Aunque el presidente Petro ha mantenido la serenidad en medio de la tormenta –cosa que quedó en evidencia por la forma en que respondió las preguntas en la larga entrevista para la revista Cambio–, el nivel de preocupación de los colombianos frente a su gobierno sigue al alza. La serenidad del Presidente no se traduce en moderación, sino en todo lo contrario. Por eso, las personas se preguntan: ¿qué va a pasar? ¿Para dónde vamos?
Se ha instaurado una forma de gobernar basada en el uso constante de los anuncios. Esto hace que la atención de la opinión pública no pueda enfocarse en ningún punto. En principio, eso favorece al Gobierno, pero a la postre acabará perjudicándolo. Dadas las dificultades para materializar la gran cantidad de promesas –desde la Paz total hasta la compra de predios, pasando por el nuevo modelo de salud, solo para mencionar unos pocos–, las brechas entre expectativas y realidad irán creciendo día a día. Esto va a generar una creciente insatisfacción.
Tampoco han ayudado las revelaciones sobre las actividades del hijo del Presidente –según el minucioso relato de su exesposa– que, por decir lo menos, dejan las banderas de la lucha contra la corrupción a media asta.
A este panorama hay que sumar las múltiples iniciativas que convierten al sector privado en actor de reparto. En muchos frentes, incluyendo varios en los que no hay una clara justificación, el Estado será el protagonista.
No sorprende entonces que hayan subido los decibeles de quienes consideran que hay que emprender la retirada. Esto, en mi opinión, no solo es una exageración, sino que sería un gran error. Si ese tipo de tesis hace carrera, lo único que garantizaremos es que las profecías más pesimistas acaben convirtiéndose en realidad.
Para asegurar que tomamos el camino de regreso hacia las políticas de centro –con las que Colombia ha avanzado mucho más que otros países, y mucho más de lo que reconoce el Presidente de la República– se requieren dos ingredientes. Primero, una economía sólida que genere empleo, cosa que solo puede hacer el empresariado. Segundo, un respaldo unánime a las instituciones que delimitarán el perímetro dentro del cual se puede mover el Gobierno. Buena economía y buenas instituciones son el blindaje que debemos fortalecer.

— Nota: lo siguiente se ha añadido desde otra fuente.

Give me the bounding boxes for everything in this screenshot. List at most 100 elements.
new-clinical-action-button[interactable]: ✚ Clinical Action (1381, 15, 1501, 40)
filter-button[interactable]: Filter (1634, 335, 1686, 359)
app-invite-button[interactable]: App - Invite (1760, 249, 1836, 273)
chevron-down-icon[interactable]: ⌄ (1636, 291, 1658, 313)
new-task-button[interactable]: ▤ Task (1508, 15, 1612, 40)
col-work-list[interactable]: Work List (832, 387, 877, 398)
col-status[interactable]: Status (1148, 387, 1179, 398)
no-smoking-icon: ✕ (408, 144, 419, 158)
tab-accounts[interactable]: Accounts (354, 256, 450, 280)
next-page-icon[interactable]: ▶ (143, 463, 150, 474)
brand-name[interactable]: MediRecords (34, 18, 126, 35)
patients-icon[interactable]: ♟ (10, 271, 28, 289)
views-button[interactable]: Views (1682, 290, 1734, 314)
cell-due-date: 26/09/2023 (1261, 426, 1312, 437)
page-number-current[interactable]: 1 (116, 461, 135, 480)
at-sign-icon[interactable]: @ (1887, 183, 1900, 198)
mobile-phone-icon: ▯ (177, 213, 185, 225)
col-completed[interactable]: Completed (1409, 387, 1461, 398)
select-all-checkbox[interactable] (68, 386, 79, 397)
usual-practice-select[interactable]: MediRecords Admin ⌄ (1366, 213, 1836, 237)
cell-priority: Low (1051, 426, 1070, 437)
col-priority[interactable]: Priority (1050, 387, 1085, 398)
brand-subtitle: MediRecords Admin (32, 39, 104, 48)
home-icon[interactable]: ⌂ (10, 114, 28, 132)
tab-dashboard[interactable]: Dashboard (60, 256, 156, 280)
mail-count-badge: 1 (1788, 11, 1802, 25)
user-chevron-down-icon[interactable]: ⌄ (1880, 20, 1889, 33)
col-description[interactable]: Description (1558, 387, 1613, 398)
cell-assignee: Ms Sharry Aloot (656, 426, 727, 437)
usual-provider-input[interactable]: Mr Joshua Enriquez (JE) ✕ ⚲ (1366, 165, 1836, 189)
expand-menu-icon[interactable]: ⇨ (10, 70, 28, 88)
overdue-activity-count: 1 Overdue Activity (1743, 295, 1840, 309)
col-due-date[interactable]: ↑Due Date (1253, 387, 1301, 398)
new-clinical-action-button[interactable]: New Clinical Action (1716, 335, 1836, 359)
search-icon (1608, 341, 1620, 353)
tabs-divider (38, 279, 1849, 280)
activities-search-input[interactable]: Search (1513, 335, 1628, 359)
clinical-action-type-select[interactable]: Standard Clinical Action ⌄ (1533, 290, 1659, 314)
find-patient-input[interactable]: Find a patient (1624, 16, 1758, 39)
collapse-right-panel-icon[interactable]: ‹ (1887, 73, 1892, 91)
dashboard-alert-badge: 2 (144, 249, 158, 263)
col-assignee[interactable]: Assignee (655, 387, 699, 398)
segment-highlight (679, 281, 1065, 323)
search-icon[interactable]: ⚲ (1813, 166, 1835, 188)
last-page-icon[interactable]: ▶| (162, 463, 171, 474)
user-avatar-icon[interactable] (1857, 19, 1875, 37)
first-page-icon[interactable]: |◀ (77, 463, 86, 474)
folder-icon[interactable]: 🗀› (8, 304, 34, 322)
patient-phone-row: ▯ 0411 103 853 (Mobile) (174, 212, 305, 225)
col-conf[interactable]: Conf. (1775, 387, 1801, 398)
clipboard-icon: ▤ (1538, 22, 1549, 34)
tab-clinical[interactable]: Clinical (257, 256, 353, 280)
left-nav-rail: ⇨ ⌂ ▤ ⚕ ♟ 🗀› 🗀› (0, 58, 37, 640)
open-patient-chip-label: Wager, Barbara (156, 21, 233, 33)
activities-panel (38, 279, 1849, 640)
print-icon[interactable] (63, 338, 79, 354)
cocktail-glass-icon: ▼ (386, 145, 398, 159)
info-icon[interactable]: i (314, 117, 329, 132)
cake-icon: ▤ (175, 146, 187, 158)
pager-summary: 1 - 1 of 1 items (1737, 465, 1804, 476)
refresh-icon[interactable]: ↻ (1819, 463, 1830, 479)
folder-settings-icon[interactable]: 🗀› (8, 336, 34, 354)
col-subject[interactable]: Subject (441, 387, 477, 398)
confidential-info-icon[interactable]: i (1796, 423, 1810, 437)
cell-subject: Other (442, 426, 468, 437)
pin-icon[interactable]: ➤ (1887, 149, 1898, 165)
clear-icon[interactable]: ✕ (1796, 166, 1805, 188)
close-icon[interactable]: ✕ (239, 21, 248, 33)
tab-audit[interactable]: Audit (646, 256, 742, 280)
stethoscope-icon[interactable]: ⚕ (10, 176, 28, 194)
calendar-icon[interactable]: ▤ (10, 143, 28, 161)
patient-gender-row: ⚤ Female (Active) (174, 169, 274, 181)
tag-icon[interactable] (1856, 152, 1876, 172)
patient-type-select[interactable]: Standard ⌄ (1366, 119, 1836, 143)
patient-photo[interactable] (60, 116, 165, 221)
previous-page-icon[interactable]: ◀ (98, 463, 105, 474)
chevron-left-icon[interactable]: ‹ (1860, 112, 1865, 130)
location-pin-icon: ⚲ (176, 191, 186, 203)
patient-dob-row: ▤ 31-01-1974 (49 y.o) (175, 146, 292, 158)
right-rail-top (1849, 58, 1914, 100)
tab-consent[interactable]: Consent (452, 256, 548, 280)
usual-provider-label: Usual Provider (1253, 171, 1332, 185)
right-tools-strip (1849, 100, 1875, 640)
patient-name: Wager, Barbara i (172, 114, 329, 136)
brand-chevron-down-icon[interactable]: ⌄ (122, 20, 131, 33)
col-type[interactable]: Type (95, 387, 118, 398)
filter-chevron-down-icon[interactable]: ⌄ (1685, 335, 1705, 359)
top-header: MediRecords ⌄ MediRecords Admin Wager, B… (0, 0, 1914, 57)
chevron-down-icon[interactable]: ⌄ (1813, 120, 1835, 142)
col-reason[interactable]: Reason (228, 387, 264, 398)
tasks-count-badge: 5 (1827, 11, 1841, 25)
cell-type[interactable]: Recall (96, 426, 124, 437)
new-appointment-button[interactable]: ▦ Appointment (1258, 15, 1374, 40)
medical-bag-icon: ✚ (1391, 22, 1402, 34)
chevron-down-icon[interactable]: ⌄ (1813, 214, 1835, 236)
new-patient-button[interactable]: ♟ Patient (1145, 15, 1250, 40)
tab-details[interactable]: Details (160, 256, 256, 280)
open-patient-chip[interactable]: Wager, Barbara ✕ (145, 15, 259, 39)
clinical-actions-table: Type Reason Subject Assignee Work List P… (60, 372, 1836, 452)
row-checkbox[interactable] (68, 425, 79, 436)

Esto es, en cierto sentido, lo que está pasando en Chile, donde el presidente Boric se ha convertido en una figura más conciliadora y moderada. Sin abandonar su lucha por la justicia social, ha tendido puentes hacia sectores que hasta hace poco eran sus principales opositores. La nueva Constitución, que seguramente será muy distinta a la que el pueblo mismo rechazó, reivindicará sectores vulnerables y excluidos, sin socavar las bases de un modelo económico edificado alrededor de la iniciativa privada. A lo mejor, el modelo chileno –ya no el neoliberalismo de la era Pinochet, sino un socialismo moderno–, será el referente a seguir por otros líderes de la izquierda latinoamericana. Ojalá sea así, y que los vientos del sur lleguen a nuestro país.
Es bueno que lo que ocurre en otras latitudes sea tenido en cuenta por nuestro Congreso. Sería un hito para la democracia que el Legislativo dé muestras de independencia, y que fuese la razón –no el voluntarismo del Gobierno, ni las pasiones de los opositores– la que se imponga en los intensos debates por venir. Hay mucho por corregir en los proyectos de ley que tienen entre manos. Ojalá que las bancadas primero escuchen a los expertos.
Históricamente, los congresistas colombianos han trabajado sobre la base de que las posiciones que adoptan frente a las leyes que tramitan no tienen consecuencias en materia electoral.
Eso ya no es así: los errores que cometan a la hora de aprobar leyes que hagan retroceder al país tendrán costos electorales. El país está más atento que nunca.
Si las reformas no se corrigen, la historia será implacable con quienes las aprueben. Llegó la hora para que el Congreso mejore su juego.